2
votes

I have a small code declaring a pointer to array of derived type which has a field that is an allocatable array of another derived type having a real variable as a field. Using gnu fortran (8.2) I obtain different results for each location in the array or as a vector.
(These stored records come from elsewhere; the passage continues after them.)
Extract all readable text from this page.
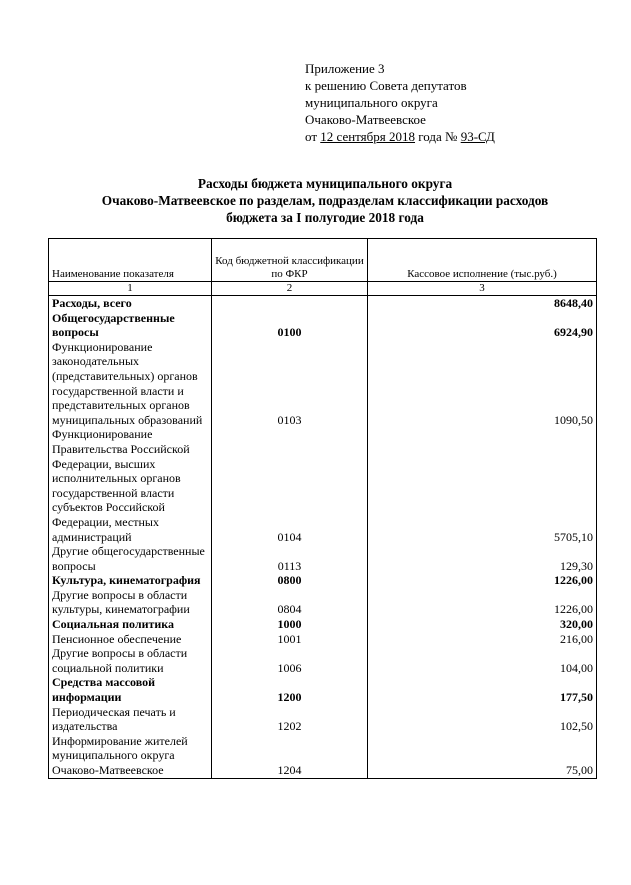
Приложение 3
к решению Совета депутатов
муниципального округа
Очаково-Матвеевское
от 12 сентября 2018 года № 93-СД
Расходы бюджета муниципального округа
Очаково-Матвеевское по разделам, подразделам классификации расходов
бюджета за I полугодие 2018 года
Наименование показателя	Код бюджетной классификации по ФКР	Кассовое исполнение (тыс.руб.)
1	2	3
Расходы, всего		8648,40
Общегосударственные вопросы	0100	6924,90
Функционирование законодательных (представительных) органов государственной власти и представительных органов муниципальных образований	0103	1090,50
Функционирование Правительства Российской Федерации, высших исполнительных органов государственной власти субъектов Российской Федерации, местных администраций	0104	5705,10
Другие общегосударственные вопросы	0113	129,30
Культура, кинематография	0800	1226,00
Другие вопросы в области культуры, кинематографии	0804	1226,00
Социальная политика	1000	320,00
Пенсионное обеспечение	1001	216,00
Другие вопросы в области социальной политики	1006	104,00
Средства массовой информации	1200	177,50
Периодическая печать и издательства	1202	102,50
Информирование жителей муниципального округа Очаково-Матвеевское	1204	75,00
Using intel fortran (2019.4) compiler succeeded.

program test
implicit none
integer, parameter :: length = 2
real(8), dimension(length) :: a, b
integer :: i

type point
   real(8) :: x
end type point

type stored
   type(point), dimension(:), allocatable :: np
end type stored

type(stored), dimension(:), pointer :: std=>null()


allocate(std(1))
allocate(std(1)%np(length))
std(1)%np(1)%x = 0.3d0
std(1)%np(2)%x = 0.3555d0

do i = 1, length
   write(*, "('std(1)%np(',i1,')%x = ',1e22.14)") i, std(1)%np(i)%x
end do
do i = 1, length
   write(*, "('std(1)%np(1:',i1,') = ',2e22.14)") i, std(1)%np(1:i)%x
end do
a = std(1)%np(1:2)%x
b = [std(1)%np(1)%x, std(1)%np(2)%x]
if (norm2(a - b) .gt. 1d-3) then
   write(*,*) 'failure'
else
   write(*, *) 'success'
end if
end program test

the code terminates successfully, but using gfortran one obtains 'failure' on screen and inconsistent prints above and using Intel compiler one obtains 'success' on screen and consistent prints above.

2
Attaching the option "-fsanitize=address -g" for gfortran may be useful because it gives a runtime error with the source line (where a memory issue occurs, pointing to the line std(1)%np(1:2)%x). On my machine, using gfortran-4.9 or 5 (or using allocatable instead of pointer for "std") removes the error. - roygvib

2 Answers

2
votes

It's not clear to me what your question is, unless it's the title. If so, no, pointers to derived types are fine. Your program correctly allocates std as an extent-1 array and then allocates std(1)%np(2). It then assigns to the x subcomponents of both np elements. Looks fine to me.

There are several things that could potentially cause "failure" - you should run the gfortran code in the debugger to see what is going wrong.